I checked up on the candidate on LinkedIn a couple months ago, and he's still at his government contractor, writing the code that runs the US military. Glad that critical ad impression code was protected from him.

Is it comparing the first and last values, or is there a catch I’m missing?

Your choice to remove from the interview gives me mixed feelings. On one hand, it seems like jury selection: if everyone competent finds a way out, who is left? On the other, screw that, and screw them for wasting your time. The best signal is refusing to be complicit.

This has been on my mind because the number one complaint about my defense-contractor employer is related. Last time we had a merger we picked up a bunch of policies which are, apparently, universally reviled in our branch. I’m under the impression it’s not just unfamiliarity, but actual lost productivity. So if there’s a better way to mitigate this, I and the rest of the company would love to know...

Yep, exactly that.
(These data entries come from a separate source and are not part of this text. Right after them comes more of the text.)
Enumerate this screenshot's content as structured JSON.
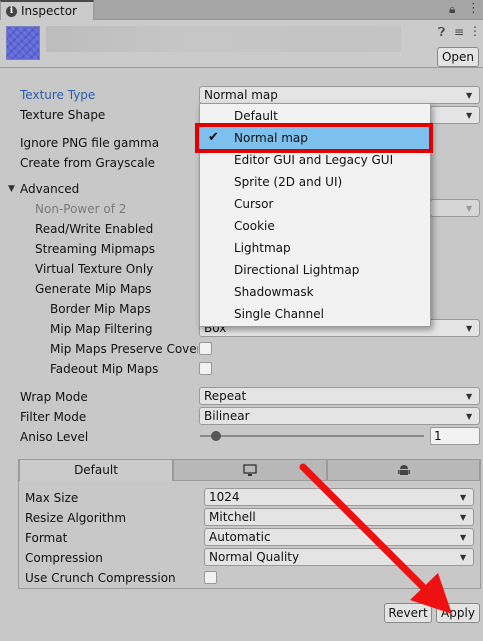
{
  "window": {
    "tab_label": "Inspector"
  },
  "header": {
    "open_label": "Open"
  },
  "properties": {
    "texture_type": {
      "label": "Texture Type",
      "value": "Normal map"
    },
    "texture_shape": {
      "label": "Texture Shape"
    },
    "ignore_png": {
      "label": "Ignore PNG file gamma"
    },
    "from_grayscale": {
      "label": "Create from Grayscale"
    },
    "advanced": {
      "label": "Advanced"
    },
    "non_power_of_2": {
      "label": "Non-Power of 2"
    },
    "read_write": {
      "label": "Read/Write Enabled"
    },
    "streaming_mipmaps": {
      "label": "Streaming Mipmaps"
    },
    "virtual_texture": {
      "label": "Virtual Texture Only"
    },
    "generate_mipmaps": {
      "label": "Generate Mip Maps"
    },
    "border_mipmaps": {
      "label": "Border Mip Maps"
    },
    "mipmap_filtering": {
      "label": "Mip Map Filtering",
      "value": "Box"
    },
    "preserve_coverage": {
      "label": "Mip Maps Preserve Covera"
    },
    "fadeout_mipmaps": {
      "label": "Fadeout Mip Maps"
    },
    "wrap_mode": {
      "label": "Wrap Mode",
      "value": "Repeat"
    },
    "filter_mode": {
      "label": "Filter Mode",
      "value": "Bilinear"
    },
    "aniso_level": {
      "label": "Aniso Level",
      "value": "1",
      "slider_fraction": 0.07
    }
  },
  "platform": {
    "tabs": [
      {
        "label": "Default",
        "icon": ""
      },
      {
        "label": "",
        "icon": "monitor-icon"
      },
      {
        "label": "",
        "icon": "android-icon"
      }
    ],
    "max_size": {
      "label": "Max Size",
      "value": "1024"
    },
    "resize_algorithm": {
      "label": "Resize Algorithm",
      "value": "Mitchell"
    },
    "format": {
      "label": "Format",
      "value": "Automatic"
    },
    "compression": {
      "label": "Compression",
      "value": "Normal Quality"
    },
    "crunch": {
      "label": "Use Crunch Compression"
    }
  },
  "footer": {
    "revert_label": "Revert",
    "apply_label": "Apply"
  },
  "popup": {
    "selected": "Normal map",
    "items": [
      "Default",
      "Normal map",
      "Editor GUI and Legacy GUI",
      "Sprite (2D and UI)",
      "Cursor",
      "Cookie",
      "Lightmap",
      "Directional Lightmap",
      "Shadowmask",
      "Single Channel"
    ]
  },
  "colors": {
    "highlight": "#e00000",
    "arrow": "#ee1111",
    "selection": "#7dc0ee",
    "link_label": "#2b5cb0"
  }
}
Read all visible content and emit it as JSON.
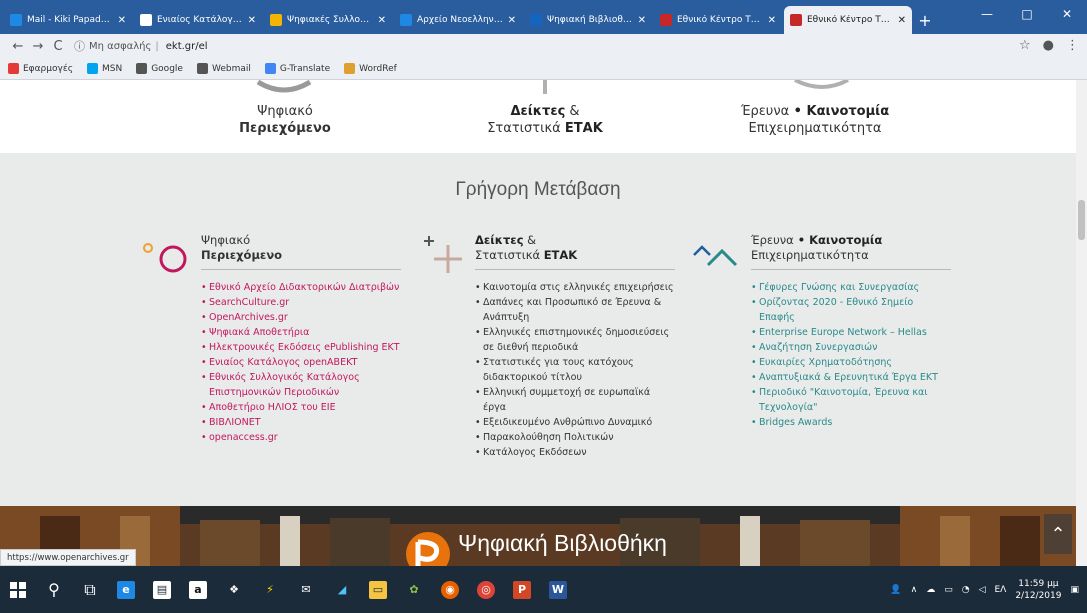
{
  "browser": {
    "tabs": [
      {
        "title": "Mail - Kiki Papadopouli",
        "color": "#1e88e5",
        "active": false
      },
      {
        "title": "Ενιαίος Κατάλογος Συ...",
        "color": "#ffffff",
        "active": false
      },
      {
        "title": "Ψηφιακές Συλλογές – Ι...",
        "color": "#f4b400",
        "active": false
      },
      {
        "title": "Αρχείο Νεοελληνικής /...",
        "color": "#1e88e5",
        "active": false
      },
      {
        "title": "Ψηφιακή Βιβλιοθήκη...",
        "color": "#1565c0",
        "active": false
      },
      {
        "title": "Εθνικό Κέντρο Τεκμηρ...",
        "color": "#c62828",
        "active": false
      },
      {
        "title": "Εθνικό Κέντρο Τεκμηρ...",
        "color": "#c62828",
        "active": true
      }
    ],
    "new_tab": "+",
    "window_controls": {
      "minimize": "—",
      "maximize": "□",
      "close": "✕"
    },
    "nav": {
      "back": "←",
      "forward": "→",
      "reload": "C"
    },
    "omnibox": {
      "security": "Μη ασφαλής",
      "separator": "|",
      "url": "ekt.gr/el"
    },
    "bookmarks": [
      {
        "label": "Εφαρμογές",
        "color": "#e53935"
      },
      {
        "label": "MSN",
        "color": "#00a4ef"
      },
      {
        "label": "Google",
        "color": "#555555"
      },
      {
        "label": "Webmail",
        "color": "#555555"
      },
      {
        "label": "G-Translate",
        "color": "#4285f4"
      },
      {
        "label": "WordRef",
        "color": "#e0a030"
      }
    ]
  },
  "topband": {
    "digital": {
      "line1": "Ψηφιακό",
      "line2": "Περιεχόμενο"
    },
    "indicators": {
      "line1_bold": "Δείκτες",
      "line1_rest": " &",
      "line2_pre": "Στατιστικά ",
      "line2_bold": "ΕΤΑΚ"
    },
    "research": {
      "line1_pre": "Έρευνα",
      "line1_dot": " • ",
      "line1_bold": "Καινοτομία",
      "line2": "Επιχειρηματικότητα"
    }
  },
  "quicklinks": {
    "title": "Γρήγορη Μετάβαση",
    "col1": {
      "head1": "Ψηφιακό",
      "head2": "Περιεχόμενο",
      "items": [
        "Εθνικό Αρχείο Διδακτορικών Διατριβών",
        "SearchCulture.gr",
        "OpenArchives.gr",
        "Ψηφιακά Αποθετήρια",
        "Ηλεκτρονικές Εκδόσεις ePublishing ΕΚΤ",
        "Ενιαίος Κατάλογος openABEKT",
        "Εθνικός Συλλογικός Κατάλογος Επιστημονικών Περιοδικών",
        "Αποθετήριο ΗΛΙΟΣ του ΕΙΕ",
        "ΒΙΒΛΙΟΝΕΤ",
        "openaccess.gr"
      ]
    },
    "col2": {
      "head1_bold": "Δείκτες",
      "head1_rest": " &",
      "head2_pre": "Στατιστικά ",
      "head2_bold": "ΕΤΑΚ",
      "items": [
        "Καινοτομία στις ελληνικές επιχειρήσεις",
        "Δαπάνες και Προσωπικό σε Έρευνα & Ανάπτυξη",
        "Ελληνικές επιστημονικές δημοσιεύσεις σε διεθνή περιοδικά",
        "Στατιστικές για τους κατόχους διδακτορικού τίτλου",
        "Ελληνική συμμετοχή σε ευρωπαϊκά έργα",
        "Εξειδικευμένο Ανθρώπινο Δυναμικό",
        "Παρακολούθηση Πολιτικών",
        "Κατάλογος Εκδόσεων"
      ]
    },
    "col3": {
      "head1_pre": "Έρευνα",
      "head1_dot": " • ",
      "head1_bold": "Καινοτομία",
      "head2": "Επιχειρηματικότητα",
      "items": [
        "Γέφυρες Γνώσης και Συνεργασίας",
        "Ορίζοντας 2020 - Εθνικό Σημείο Επαφής",
        "Enterprise Europe Network – Hellas",
        "Αναζήτηση Συνεργασιών",
        "Ευκαιρίες Χρηματοδότησης",
        "Αναπτυξιακά & Ερευνητικά Έργα ΕΚΤ",
        "Περιοδικό \"Καινοτομία, Έρευνα και Τεχνολογία\"",
        "Bridges Awards"
      ]
    }
  },
  "banner": {
    "logo_text": "Ψηφιακή Βιβλιοθήκη"
  },
  "status_url": "https://www.openarchives.gr",
  "taskbar": {
    "tray_lang": "ΕΛ",
    "time": "11:59 μμ",
    "date": "2/12/2019"
  },
  "colors": {
    "digital": "#c2185b",
    "digital_accent": "#f0a030",
    "indicators": "#999999",
    "research": "#2a8a8a",
    "research_accent": "#1e5f9e"
  }
}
No catch.

It then is supposed to segue neatly into the actual warm-up (to find the maximum). Depending on the performance there, I have different follow-up questions: write a function to verify that an array satisfies this constraint; "invert" an array that initially satisfies this constraint such that it decreases and then increases; or sort an array that initially satisfies this constraint. (Though it's been leaked and has since been retired.)

Out of curiosity, did you expect the warmup to be addressed with something like:

Compare two middlemost entries; the max lies in the half of the array containing the greater of the two. Return this half of the array. Repeat until the remaining array has length 1 (with the max entry guaranteed).

Or is there a better way? Conversely, suppose the interviewee does the obvious thing and compares consecutive pairs until a decreasing pair is found. Would they have any chance of getting hired?